The state-run Anadolu news agency said prosecutors issued detention warrants for 16 more people linked to the Thodex cryptocurrency exchange and said the detentions took place in eight provinces.
On Thursday, Istanbul’s chief prosecutor’s office announced it was probing Thodex following complaints from users who could not access their assets.
It is thought to have affected some 391,000 investors and an estimated £1.44 billion in investments.
Thodex owner Faruk Fatih Ozer denied the allegations in a statement on Twitter, and said the company is being targeted by a smear campaign.
He said Thodex temporarily shut down trading after accounts showed unusual activity due to a cyber attack.

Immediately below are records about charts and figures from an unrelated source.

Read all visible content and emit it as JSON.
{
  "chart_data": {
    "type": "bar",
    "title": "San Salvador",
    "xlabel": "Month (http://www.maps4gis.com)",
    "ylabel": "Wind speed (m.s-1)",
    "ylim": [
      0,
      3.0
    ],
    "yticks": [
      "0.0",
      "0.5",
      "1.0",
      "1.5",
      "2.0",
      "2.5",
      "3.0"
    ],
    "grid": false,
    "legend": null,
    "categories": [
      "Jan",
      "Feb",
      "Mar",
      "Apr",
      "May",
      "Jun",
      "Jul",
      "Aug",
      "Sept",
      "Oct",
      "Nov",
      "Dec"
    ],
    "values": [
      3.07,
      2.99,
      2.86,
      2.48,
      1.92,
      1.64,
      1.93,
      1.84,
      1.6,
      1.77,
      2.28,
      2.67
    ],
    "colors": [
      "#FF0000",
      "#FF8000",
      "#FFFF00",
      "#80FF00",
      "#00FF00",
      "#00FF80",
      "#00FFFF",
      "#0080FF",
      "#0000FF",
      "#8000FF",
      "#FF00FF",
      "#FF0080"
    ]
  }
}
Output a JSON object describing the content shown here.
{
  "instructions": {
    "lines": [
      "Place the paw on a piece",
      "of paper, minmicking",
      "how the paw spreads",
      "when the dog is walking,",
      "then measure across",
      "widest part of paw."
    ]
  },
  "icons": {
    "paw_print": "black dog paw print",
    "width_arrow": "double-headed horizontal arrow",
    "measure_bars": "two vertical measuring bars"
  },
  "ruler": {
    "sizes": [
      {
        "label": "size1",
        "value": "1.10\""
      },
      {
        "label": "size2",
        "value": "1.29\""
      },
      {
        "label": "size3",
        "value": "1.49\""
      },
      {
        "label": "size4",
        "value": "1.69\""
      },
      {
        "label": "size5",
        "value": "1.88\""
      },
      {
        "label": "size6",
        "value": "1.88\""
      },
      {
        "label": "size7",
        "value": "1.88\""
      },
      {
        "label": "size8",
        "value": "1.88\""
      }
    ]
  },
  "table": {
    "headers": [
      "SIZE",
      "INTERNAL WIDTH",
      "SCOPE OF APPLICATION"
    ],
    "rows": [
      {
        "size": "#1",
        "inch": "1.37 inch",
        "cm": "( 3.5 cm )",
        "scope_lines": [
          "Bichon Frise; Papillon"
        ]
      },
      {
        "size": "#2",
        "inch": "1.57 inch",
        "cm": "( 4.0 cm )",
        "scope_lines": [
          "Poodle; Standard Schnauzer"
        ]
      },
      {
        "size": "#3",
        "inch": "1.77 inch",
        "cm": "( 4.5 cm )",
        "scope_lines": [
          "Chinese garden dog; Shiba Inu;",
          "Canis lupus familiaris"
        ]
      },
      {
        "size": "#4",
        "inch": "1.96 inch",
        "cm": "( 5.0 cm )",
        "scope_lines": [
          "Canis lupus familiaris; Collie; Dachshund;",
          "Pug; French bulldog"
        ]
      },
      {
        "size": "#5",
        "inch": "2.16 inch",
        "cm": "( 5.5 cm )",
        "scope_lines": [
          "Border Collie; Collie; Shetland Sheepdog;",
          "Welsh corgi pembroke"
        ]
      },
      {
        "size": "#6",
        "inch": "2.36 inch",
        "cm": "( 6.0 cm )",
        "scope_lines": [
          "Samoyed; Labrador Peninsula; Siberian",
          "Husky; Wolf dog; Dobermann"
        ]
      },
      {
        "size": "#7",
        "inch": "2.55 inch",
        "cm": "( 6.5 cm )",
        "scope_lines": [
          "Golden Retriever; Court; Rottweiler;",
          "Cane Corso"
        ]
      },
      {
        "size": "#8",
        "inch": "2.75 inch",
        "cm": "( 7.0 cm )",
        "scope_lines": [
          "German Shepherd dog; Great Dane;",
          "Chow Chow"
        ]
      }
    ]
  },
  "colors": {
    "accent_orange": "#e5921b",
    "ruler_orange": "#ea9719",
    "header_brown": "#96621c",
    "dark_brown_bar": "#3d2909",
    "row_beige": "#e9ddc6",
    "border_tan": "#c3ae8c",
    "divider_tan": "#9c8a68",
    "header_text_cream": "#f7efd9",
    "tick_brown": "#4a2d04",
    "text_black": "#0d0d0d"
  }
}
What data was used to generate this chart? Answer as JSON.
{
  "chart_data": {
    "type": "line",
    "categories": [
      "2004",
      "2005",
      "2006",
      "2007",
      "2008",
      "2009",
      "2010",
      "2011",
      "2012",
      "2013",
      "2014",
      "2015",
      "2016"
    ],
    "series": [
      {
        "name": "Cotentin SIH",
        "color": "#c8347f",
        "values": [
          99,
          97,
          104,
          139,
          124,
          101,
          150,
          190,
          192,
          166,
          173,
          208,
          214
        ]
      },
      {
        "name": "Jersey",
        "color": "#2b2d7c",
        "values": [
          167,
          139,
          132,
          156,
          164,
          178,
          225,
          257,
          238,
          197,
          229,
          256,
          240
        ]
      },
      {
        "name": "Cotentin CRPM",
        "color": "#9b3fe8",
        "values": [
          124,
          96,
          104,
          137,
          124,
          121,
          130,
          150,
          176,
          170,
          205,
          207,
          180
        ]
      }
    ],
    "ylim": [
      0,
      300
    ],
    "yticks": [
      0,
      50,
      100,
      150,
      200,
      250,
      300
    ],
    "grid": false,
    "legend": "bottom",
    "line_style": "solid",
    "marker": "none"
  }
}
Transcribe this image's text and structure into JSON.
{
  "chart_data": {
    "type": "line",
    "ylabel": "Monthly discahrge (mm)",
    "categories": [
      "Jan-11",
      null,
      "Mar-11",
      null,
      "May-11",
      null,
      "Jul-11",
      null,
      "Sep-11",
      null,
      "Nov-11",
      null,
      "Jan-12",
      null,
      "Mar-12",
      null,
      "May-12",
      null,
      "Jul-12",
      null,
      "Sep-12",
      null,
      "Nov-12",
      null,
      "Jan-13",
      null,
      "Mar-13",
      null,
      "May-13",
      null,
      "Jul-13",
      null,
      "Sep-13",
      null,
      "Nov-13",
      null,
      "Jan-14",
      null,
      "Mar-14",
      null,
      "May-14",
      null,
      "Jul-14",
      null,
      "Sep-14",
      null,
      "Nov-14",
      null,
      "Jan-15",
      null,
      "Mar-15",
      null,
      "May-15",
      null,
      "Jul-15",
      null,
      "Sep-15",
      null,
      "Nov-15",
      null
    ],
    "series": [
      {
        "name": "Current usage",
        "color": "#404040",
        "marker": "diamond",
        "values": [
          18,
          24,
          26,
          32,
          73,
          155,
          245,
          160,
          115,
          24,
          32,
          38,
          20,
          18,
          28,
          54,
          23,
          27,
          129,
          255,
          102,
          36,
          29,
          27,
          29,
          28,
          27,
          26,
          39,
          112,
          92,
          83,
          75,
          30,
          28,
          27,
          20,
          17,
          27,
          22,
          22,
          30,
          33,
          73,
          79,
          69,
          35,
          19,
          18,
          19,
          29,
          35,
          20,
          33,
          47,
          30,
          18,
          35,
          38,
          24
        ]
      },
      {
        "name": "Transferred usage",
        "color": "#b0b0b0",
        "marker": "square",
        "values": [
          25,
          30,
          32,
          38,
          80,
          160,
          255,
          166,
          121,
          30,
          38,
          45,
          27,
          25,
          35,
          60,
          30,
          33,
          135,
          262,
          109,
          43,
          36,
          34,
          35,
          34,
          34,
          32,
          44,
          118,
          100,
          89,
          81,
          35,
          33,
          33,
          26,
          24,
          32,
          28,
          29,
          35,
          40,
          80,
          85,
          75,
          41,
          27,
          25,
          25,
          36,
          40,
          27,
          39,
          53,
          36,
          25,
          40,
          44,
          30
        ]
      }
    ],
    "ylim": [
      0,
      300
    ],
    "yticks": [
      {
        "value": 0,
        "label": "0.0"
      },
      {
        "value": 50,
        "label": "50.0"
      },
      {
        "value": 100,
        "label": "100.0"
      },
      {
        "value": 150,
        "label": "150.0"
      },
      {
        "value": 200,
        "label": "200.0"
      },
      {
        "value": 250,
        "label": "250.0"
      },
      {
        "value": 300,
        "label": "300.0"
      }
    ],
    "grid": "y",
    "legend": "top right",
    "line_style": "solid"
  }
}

Mr Ozer also said claims that the money had disappeared are untrue.
Turkish media reports said Mr Ozer had left the country for Albania earlier this week.
Mr Ozer confirmed this, but claimed the trip had been arranged to meet foreign investors.
Last week, Turkey’s central bank announced that it was banning the use of cryptocurrencies for the payment for goods, arguing that they presented “irrevocable” risks.
The decision came as many in Turkey have turned to cryptocurrencies to shield their savings from rising inflation and the Turkish currency’s slump.